The rate request would affect Aquila's base rate in delivering gas supplies to its customers and is not related to the gas cost portion of customers' bills. Aquila provides gas to its customers at the same price it obtains gas supplies.
A major component of the rate filing is to recover the costs of natural gas system improvements, as well as increased maintenance and operations costs for Aquila's Kansas natural gas systems.
"Since our last rate case, we've made investments in our natural gas operations while concentrating on holding down costs," said Chuck Loomis, operating vice president of Aquila's gas networks in Kansas. "Although we would rather not request an increase in our customers' rates, it's important to recover system investment costs that were incurred in providing safe and reliable service."

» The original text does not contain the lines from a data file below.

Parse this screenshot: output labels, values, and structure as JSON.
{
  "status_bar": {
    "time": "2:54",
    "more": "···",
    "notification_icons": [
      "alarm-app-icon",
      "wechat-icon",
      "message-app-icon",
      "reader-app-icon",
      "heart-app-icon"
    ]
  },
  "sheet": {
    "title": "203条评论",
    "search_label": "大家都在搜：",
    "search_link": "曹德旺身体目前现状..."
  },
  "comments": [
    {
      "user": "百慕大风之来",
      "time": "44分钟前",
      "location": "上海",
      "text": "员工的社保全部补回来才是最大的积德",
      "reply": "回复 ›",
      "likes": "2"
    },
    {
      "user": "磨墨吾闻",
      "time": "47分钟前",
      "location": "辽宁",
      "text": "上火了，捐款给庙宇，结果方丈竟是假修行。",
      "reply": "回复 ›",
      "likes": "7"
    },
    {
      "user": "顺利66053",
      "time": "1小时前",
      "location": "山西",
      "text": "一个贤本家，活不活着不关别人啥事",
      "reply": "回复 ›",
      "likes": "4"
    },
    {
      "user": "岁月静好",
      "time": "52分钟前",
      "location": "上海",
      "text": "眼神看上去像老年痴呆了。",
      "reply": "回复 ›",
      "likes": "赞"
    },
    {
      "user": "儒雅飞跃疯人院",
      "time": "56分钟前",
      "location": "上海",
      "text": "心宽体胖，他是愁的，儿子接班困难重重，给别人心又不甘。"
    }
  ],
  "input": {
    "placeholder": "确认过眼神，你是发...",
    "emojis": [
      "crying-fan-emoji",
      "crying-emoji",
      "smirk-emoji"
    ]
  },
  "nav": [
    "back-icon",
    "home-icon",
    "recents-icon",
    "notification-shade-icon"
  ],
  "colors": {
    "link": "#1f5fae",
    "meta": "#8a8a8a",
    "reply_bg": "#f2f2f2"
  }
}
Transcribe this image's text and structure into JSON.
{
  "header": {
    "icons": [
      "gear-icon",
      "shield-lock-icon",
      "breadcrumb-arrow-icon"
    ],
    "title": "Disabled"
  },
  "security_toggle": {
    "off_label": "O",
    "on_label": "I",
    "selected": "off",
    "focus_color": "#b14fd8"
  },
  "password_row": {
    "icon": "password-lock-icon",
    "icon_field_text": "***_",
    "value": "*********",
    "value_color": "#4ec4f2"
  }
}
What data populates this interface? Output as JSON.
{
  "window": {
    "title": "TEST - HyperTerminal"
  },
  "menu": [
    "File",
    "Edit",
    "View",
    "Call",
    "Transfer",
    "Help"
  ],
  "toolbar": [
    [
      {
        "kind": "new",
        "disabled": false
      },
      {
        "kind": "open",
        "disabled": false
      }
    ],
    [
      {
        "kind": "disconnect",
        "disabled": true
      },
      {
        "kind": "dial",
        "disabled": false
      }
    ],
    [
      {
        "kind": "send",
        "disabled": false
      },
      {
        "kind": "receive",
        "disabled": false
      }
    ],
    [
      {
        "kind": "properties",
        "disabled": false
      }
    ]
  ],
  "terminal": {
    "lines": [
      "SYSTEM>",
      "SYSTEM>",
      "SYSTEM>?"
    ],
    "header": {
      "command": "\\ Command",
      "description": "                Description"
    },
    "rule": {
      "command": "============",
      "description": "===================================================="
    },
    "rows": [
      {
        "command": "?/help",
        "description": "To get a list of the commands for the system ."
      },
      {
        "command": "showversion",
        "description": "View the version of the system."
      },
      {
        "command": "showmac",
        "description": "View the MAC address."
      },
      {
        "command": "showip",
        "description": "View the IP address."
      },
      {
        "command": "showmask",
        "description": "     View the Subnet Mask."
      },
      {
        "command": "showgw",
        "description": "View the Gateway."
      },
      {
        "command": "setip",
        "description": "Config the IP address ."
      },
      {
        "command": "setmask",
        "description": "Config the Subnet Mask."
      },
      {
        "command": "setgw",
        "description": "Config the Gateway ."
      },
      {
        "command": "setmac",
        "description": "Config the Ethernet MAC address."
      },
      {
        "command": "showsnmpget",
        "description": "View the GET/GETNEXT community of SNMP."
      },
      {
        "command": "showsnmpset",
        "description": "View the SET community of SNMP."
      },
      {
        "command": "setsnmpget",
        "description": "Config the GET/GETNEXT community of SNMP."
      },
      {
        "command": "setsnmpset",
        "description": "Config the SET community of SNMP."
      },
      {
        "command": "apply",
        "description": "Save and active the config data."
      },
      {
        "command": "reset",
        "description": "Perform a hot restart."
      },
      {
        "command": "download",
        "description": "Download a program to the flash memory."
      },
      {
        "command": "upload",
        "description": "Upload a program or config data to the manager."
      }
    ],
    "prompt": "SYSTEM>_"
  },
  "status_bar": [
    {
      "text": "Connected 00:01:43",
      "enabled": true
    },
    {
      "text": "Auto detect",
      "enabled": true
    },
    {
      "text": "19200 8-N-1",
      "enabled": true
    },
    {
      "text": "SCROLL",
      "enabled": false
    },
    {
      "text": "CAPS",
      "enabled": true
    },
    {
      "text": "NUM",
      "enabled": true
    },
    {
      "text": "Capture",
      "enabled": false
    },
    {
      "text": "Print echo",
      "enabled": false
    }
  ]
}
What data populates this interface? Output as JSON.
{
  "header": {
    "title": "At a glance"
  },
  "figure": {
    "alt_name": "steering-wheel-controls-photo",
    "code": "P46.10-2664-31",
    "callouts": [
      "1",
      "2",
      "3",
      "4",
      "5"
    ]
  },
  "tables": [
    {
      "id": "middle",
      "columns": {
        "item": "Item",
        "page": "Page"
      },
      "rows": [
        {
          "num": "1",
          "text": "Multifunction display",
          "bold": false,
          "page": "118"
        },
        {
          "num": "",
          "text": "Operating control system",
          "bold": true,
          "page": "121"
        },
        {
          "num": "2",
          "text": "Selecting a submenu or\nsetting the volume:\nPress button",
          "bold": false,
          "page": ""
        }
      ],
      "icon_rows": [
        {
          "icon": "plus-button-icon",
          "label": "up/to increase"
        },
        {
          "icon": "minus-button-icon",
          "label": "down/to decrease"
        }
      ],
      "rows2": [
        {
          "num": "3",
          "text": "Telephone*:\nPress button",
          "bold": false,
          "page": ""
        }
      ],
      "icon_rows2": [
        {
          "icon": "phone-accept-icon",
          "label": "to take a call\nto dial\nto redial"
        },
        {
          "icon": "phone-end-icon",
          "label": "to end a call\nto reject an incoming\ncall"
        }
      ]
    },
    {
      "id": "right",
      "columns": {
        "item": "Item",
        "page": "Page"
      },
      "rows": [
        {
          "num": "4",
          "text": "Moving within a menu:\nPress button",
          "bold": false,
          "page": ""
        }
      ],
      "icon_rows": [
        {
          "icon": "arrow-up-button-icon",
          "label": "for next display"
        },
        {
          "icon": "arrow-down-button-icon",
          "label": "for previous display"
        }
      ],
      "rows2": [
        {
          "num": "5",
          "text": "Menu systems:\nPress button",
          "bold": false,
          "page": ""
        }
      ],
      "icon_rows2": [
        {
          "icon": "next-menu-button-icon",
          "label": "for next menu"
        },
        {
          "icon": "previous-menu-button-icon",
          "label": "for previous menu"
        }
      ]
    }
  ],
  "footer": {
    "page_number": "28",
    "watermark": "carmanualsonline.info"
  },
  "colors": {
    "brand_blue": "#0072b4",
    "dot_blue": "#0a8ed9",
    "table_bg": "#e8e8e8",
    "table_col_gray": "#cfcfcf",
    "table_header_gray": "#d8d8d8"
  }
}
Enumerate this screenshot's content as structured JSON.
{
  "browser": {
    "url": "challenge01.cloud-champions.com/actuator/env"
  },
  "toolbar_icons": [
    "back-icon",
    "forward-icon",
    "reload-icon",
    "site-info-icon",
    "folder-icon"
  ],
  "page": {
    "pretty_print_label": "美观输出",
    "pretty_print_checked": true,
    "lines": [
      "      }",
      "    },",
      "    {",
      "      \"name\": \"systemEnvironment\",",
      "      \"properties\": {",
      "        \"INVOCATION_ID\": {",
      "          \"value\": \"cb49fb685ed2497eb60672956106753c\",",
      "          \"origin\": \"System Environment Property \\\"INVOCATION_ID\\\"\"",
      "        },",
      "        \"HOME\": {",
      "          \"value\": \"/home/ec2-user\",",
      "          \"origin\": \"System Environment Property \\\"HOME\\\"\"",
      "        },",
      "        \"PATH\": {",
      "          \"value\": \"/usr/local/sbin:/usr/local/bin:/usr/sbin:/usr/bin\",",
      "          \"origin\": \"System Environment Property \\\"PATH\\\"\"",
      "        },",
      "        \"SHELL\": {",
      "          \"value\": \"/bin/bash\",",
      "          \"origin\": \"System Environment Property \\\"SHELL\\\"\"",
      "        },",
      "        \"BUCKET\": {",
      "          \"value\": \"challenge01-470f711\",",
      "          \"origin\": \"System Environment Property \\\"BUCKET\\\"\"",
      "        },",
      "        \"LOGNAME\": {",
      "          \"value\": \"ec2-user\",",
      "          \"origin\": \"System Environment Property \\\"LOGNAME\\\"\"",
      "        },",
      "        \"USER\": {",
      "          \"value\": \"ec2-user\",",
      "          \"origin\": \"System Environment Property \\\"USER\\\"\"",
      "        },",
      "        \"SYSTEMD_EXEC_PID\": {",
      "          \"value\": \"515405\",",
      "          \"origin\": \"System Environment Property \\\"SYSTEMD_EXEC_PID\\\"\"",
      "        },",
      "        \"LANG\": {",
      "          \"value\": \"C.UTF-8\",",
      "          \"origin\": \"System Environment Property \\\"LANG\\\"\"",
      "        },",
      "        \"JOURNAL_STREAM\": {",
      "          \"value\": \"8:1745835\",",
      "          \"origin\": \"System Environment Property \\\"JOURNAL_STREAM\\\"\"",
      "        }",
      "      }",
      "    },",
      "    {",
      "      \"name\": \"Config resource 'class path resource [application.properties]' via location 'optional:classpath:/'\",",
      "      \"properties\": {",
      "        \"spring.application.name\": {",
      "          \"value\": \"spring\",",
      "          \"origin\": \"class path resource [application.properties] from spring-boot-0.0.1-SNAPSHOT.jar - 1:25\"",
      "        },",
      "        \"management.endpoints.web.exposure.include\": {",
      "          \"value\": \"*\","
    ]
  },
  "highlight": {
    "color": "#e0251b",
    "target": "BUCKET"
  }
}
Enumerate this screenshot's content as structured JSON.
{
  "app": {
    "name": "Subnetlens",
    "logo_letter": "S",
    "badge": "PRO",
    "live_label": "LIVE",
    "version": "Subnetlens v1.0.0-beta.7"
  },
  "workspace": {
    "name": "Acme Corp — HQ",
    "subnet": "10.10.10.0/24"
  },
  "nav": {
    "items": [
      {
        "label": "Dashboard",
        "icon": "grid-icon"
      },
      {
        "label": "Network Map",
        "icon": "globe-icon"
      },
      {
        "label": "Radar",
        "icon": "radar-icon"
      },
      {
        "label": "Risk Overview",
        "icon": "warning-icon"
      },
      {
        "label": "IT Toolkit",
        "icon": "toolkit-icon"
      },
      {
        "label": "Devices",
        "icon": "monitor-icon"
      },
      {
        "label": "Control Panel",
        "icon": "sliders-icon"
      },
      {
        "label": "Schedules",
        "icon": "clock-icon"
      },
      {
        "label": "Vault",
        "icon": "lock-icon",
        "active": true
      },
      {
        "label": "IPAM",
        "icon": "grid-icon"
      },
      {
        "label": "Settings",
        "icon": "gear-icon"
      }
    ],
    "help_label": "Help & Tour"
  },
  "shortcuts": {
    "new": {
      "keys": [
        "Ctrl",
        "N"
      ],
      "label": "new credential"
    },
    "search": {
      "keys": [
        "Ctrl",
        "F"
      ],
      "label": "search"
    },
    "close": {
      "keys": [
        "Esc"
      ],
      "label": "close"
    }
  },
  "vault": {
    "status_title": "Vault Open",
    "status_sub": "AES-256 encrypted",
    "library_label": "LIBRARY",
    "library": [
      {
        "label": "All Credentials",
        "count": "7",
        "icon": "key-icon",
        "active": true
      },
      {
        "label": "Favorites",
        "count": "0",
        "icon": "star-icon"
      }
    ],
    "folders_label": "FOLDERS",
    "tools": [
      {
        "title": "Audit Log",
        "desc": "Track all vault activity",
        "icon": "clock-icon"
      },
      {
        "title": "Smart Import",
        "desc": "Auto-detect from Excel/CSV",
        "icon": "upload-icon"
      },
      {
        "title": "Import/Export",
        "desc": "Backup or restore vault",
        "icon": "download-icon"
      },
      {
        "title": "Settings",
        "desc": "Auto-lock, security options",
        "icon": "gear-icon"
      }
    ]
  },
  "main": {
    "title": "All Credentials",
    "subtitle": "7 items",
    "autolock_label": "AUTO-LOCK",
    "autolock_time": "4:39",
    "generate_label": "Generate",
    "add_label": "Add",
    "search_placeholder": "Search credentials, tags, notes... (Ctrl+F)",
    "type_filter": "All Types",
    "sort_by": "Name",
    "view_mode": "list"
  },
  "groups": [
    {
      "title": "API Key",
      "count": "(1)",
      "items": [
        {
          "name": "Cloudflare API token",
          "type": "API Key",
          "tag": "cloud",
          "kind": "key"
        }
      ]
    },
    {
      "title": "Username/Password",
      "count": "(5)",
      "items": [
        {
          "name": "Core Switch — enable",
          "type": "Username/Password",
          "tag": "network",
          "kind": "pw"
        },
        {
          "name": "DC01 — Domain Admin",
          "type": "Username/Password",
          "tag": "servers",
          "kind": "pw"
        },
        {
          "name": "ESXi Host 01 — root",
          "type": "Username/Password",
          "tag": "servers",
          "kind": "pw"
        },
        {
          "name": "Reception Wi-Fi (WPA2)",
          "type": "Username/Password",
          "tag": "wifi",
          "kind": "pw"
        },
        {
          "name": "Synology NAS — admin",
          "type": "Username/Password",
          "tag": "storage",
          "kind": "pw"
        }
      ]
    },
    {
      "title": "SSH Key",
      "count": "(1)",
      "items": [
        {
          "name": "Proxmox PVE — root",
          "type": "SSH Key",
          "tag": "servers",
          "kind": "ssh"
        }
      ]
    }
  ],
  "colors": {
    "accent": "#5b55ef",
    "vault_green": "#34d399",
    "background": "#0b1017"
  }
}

System improvements in Aquila's Kansas gas operations during the past four years include: new gas main lines, individual gas service lines, gas pressure regulators and gas meters.
Loomis said it presently costs a typical residential customer an average of $2 per day for annual natural gas service. With the proposed increase, a residential customer would have a bill increase of approximately 14 cents per day.
As part of the filing the company also is proposing an energy-efficiency program that will help customers better control their energy usage. The company believes that such programs can help address the high cost of natural gas supplies and result in lower customer energy bills over the long term. Under its proposal the company would partner with area community action agencies to implement programs that could help low-income customers save between $136 and $218 per year.
If approved by the KCC, the new rates would go into effect in the early fall of 2005. The company's last rate increase for its Kansas gas customers went into effect in September 2000, a 7.15 percent, or $4.8 million in annual revenues.
Aquila's state gas headquarters is in Lawrence. Based in Kansas City, Mo., the company provides electricity and natural gas service to 1.3 million customers in Missouri, Kansas, Colorado, Michigan, Minnesota, Iowa and Nebraska. More information is available at www.aquila.com.